Esme daba golpecitos con la batuta en la ventana.
—¿Qué tipo de personas somos nosotras en relación con las tormentas? —Había estado pensando en iniciar un movimiento propio, pero completamente distinto al de su madre.
—No somos un tipo —les dijo Augusta—. Es una forma de definir a otras personas. Nosotras no somos otras personas.
El paso de Esme por el segundo año del instituto había puesto en entredicho esa convicción profunda de su madre. Era como si Esme fuera la otra persona de otras personas. En su diario había escrito: «Me siento otramente.» Era una autoevaluación negativa.
—Nosotras no somos otras personas porque somos nosotras —afirmó Ru.

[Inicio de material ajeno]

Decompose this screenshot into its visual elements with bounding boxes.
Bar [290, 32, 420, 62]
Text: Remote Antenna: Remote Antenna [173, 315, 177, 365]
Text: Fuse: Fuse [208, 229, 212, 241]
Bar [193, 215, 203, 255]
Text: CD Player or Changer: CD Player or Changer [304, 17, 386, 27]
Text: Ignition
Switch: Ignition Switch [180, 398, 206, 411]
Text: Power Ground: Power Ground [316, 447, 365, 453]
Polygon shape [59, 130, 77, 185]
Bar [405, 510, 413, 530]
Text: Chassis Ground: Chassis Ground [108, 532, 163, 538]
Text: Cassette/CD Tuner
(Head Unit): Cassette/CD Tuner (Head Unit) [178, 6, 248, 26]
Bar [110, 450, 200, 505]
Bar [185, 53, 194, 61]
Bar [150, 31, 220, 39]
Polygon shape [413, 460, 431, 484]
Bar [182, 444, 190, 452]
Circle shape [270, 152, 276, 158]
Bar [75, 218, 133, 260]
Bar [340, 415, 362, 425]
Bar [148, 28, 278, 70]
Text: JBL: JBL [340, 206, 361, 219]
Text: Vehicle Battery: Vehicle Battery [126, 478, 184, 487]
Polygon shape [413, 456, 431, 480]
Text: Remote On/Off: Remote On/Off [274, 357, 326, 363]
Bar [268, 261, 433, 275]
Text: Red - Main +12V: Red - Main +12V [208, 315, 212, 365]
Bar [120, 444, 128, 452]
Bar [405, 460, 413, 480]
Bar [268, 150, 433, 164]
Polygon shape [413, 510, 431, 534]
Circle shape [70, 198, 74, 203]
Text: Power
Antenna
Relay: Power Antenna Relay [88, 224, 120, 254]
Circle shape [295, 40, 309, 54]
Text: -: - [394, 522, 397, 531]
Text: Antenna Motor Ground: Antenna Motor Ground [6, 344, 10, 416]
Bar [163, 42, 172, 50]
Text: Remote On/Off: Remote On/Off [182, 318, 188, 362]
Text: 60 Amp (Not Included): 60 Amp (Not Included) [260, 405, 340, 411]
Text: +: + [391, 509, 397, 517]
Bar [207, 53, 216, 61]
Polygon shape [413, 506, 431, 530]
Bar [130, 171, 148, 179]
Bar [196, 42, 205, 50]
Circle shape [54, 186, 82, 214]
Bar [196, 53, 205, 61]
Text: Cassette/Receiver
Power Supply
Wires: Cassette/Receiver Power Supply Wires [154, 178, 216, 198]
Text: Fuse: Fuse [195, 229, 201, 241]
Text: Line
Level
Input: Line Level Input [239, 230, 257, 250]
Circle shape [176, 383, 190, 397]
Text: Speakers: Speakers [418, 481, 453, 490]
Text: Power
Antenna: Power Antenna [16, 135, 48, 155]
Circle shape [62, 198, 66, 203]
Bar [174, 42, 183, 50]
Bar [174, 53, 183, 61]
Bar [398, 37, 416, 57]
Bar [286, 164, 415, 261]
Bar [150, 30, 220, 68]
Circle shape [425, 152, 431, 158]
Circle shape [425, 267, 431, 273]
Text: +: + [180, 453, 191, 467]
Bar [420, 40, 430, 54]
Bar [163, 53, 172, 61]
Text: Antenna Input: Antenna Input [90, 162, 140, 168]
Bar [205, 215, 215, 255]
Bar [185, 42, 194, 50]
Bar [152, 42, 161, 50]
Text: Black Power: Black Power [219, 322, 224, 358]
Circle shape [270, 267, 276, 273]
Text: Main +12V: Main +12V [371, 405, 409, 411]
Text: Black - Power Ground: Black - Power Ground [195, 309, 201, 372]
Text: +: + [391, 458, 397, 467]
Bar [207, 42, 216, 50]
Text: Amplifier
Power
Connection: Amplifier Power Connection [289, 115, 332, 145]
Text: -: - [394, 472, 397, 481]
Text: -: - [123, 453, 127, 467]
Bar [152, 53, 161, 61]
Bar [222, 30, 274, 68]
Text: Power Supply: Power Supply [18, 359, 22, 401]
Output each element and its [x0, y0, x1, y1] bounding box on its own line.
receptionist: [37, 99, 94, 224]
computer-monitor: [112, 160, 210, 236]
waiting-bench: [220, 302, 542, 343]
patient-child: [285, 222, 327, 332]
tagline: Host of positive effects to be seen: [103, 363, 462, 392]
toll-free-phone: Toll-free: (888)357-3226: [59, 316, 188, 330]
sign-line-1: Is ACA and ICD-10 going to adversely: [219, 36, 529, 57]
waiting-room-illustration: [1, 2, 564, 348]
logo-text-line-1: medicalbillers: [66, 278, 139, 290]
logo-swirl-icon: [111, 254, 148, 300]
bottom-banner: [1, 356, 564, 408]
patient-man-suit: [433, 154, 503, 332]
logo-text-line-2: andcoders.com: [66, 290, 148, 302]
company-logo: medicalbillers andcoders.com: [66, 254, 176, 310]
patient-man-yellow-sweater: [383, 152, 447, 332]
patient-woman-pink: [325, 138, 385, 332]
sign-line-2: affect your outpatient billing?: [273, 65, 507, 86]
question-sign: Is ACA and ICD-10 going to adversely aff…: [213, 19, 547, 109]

Como su madre y sus hermanas no sabían con exactitud si era una ingenua o una tonta —después de todo era la pequeña— o si era profunda, casi nunca le hacían caso.
Liv apoyó la frente contra el cristal, con la mirada perdida en el paisaje. Se preguntaba qué clase de persona sería ella si pudiera elegir entre todas las clases que había en el mundo. Estaba impaciente por ser otra. Quizá muchas personas distintas.
Augusta extrajo el vinilo de su funda de papel y lo puso en el tocadiscos.
La púa chirrió suavemente.
—¡Arriba las batutas! —ordenó Augusta.
Las niñas levantaron las batutas todas al mismo tiempo como si lo hubieran hecho mil veces antes. La Sinfonía fantástica de Héctor Berlioz llenó el aire, suavemente al principio, y, casi de forma innata, las chicas empezaron a mover sus batutas al compás de la música.
—¡Los ojos puestos en el cielo, en las olas! —dijo Augusta mientras ocupaba su puesto en la cuarta ventana. Las niñas no se hicieron de rogar. Comprendieron que asumían el control de lo incontrolable y no veían nada malo en ello.
Augusta por su parte sabía que les estaba proporcionando un mecanismo de supervivencia. La vida es tan indomable como las tormentas. Aun la apariencia de control puede hacer que uno sienta que realmente controla.